Clean settings (simple, effective)
Here is the useful version, not the perfect list:
- Always-On: OFF if you want days, not hours.
- Brightness: down a notch. Most of the time you don’t see any difference.
- Wi-Fi: ON only when you sync the music.
- Notifications: keep what is strictly necessary (otherwise the watch lives to the rhythm of your phone… and your battery too).
- Watchfaces: “stylish” dials can be expensive in terms of battery life. Test for 24 hours, you’ll see.
Alternatives + purchasing experience: choose without regret (255 Music, 265, Coros)
The 165 Music is a coherent solution… if you accept its role. AMOLED running watch, period. Not a Swiss army knife.
Alternative Forerunner 255 Music
If you want a more “serious” training/multisport orientation (and often a more comfortable range), the 255 Music remains a smart option when it goes on sale. Different screen, different feeling. But very solid.
Forerunner 165 vs 265
The 265 goes up a notch in the arsenal (notably on training functions, and depending on versions on GPS). If you train 5–6 times/week, you can justify the difference. If you are on 3 outings and a little reinforcement, the 165 is more than enough.
If you want to put the 165 back in the range without getting lost, read this guide: best Garmin watches for running and progressing.
Alternative Coros (Pace 4): the logical rival
Coros has an argument that Garmin does not have here: multi-band on certain equivalent models, and autonomy that is often more generous. Opposite, Garmin responds with the ecosystem (Connect IQ), Garmin Pay, and better integrated music.
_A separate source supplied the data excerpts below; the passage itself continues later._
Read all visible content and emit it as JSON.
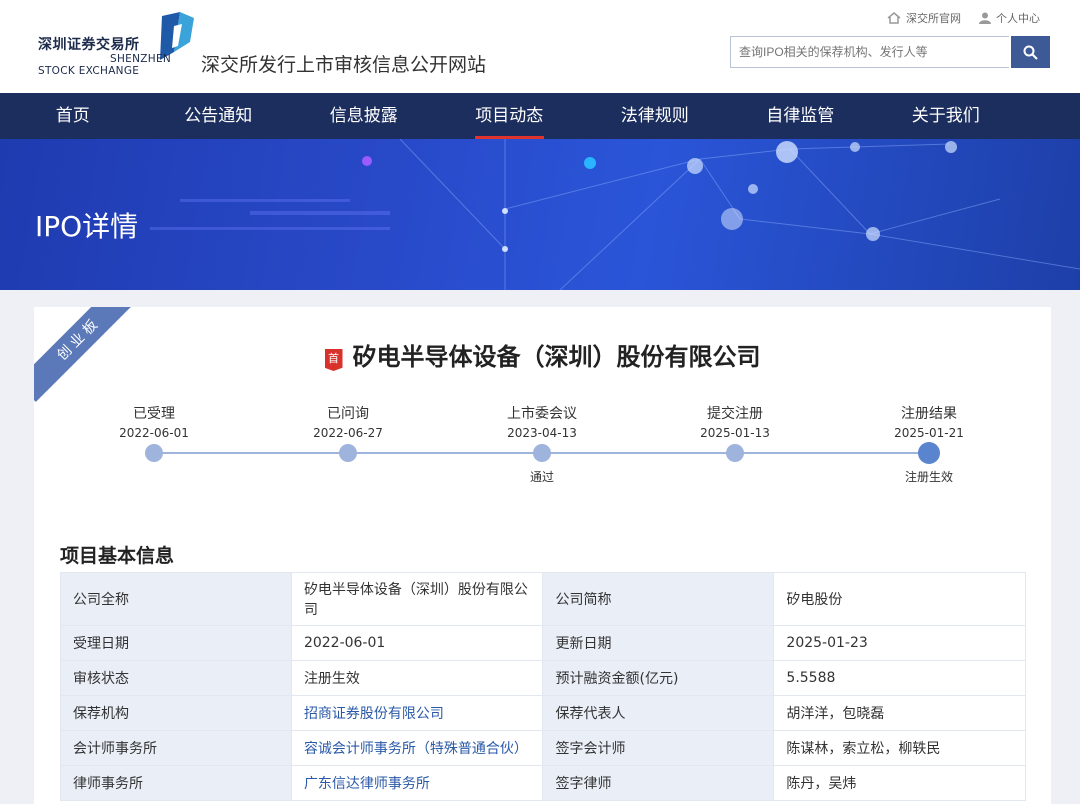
{
  "header": {
    "logo_cn": "深圳证券交易所",
    "logo_en_line1": "SHENZHEN",
    "logo_en_line2": "STOCK EXCHANGE",
    "site_title": "深交所发行上市审核信息公开网站",
    "top_links": [
      "深交所官网",
      "个人中心"
    ],
    "search_placeholder": "查询IPO相关的保荐机构、发行人等"
  },
  "nav": {
    "items": [
      "首页",
      "公告通知",
      "信息披露",
      "项目动态",
      "法律规则",
      "自律监管",
      "关于我们"
    ],
    "active": "项目动态"
  },
  "banner": {
    "title": "IPO详情"
  },
  "card": {
    "board_ribbon": "创业板",
    "badge": "首",
    "company_name": "矽电半导体设备（深圳）股份有限公司",
    "timeline": [
      {
        "name": "已受理",
        "date": "2022-06-01",
        "note": ""
      },
      {
        "name": "已问询",
        "date": "2022-06-27",
        "note": ""
      },
      {
        "name": "上市委会议",
        "date": "2023-04-13",
        "note": "通过"
      },
      {
        "name": "提交注册",
        "date": "2025-01-13",
        "note": ""
      },
      {
        "name": "注册结果",
        "date": "2025-01-21",
        "note": "注册生效"
      }
    ],
    "section_title": "项目基本信息",
    "rows": [
      {
        "l1": "公司全称",
        "v1": "矽电半导体设备（深圳）股份有限公司",
        "l2": "公司简称",
        "v2": "矽电股份"
      },
      {
        "l1": "受理日期",
        "v1": "2022-06-01",
        "l2": "更新日期",
        "v2": "2025-01-23"
      },
      {
        "l1": "审核状态",
        "v1": "注册生效",
        "l2": "预计融资金额(亿元)",
        "v2": "5.5588"
      },
      {
        "l1": "保荐机构",
        "v1": "招商证券股份有限公司",
        "l2": "保荐代表人",
        "v2": "胡洋洋，包晓磊"
      },
      {
        "l1": "会计师事务所",
        "v1": "容诚会计师事务所（特殊普通合伙）",
        "l2": "签字会计师",
        "v2": "陈谋林，索立松，柳轶民"
      },
      {
        "l1": "律师事务所",
        "v1": "广东信达律师事务所",
        "l2": "签字律师",
        "v2": "陈丹，吴炜"
      }
    ]
  }
}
You choose a philosophy as much as a watch.
And if you’re hesitant about “Garmin or Apple Watch” (it happens all the time), start with this comparison: Garmin or Apple Watch for serious sport.
Purchasing experience: the detail that makes the difference
The 165 Music, at the right price, is a steal. At the wrong price, you get closer to a 255/265 on sale… and then you can regret. So watch for gaps, calmly.
Two simple tips (and a little boring, yes):
1) buy from a seller with easy returns (if you come across a capricious unit on the Bluetooth/battery side).
2) day 1: update + restart + clean re-pairing of the headset. You “stabilize” the base.
Verdict
If your need is clear — AMOLED, running, offline music, simplicity — so yes, the Forerunner 165 Music ticks the essentials. It gives you this discreet luxury: going for a run with nothing, just you and the rhythm.
If you’re looking for an ultra watch, triathlon watch, multi-band watch, maps watch… you’re going to push it out of its zone. And it often ends the same: frustration, resale. Brief.
Final recap (clear):
- To buy if you often run without a phone and want Spotify/Deezer/Amazon Music offline.
- To avoid if you want advanced multisport/triathlon or “ultra” GPS accuracy in dense cities.
- Sensitive point : Bluetooth stability according to headphones (quick test recommended upon receipt).
- Strong point : AMOLED screen + featherweight, and real, simple Garmin coaching.
- The thing that changes everything : your settings (Always-On, Wi-Fi, watchface). Without that, your “opinion” is biased.
Signature: David Deteve — L’Swiss Made Watch.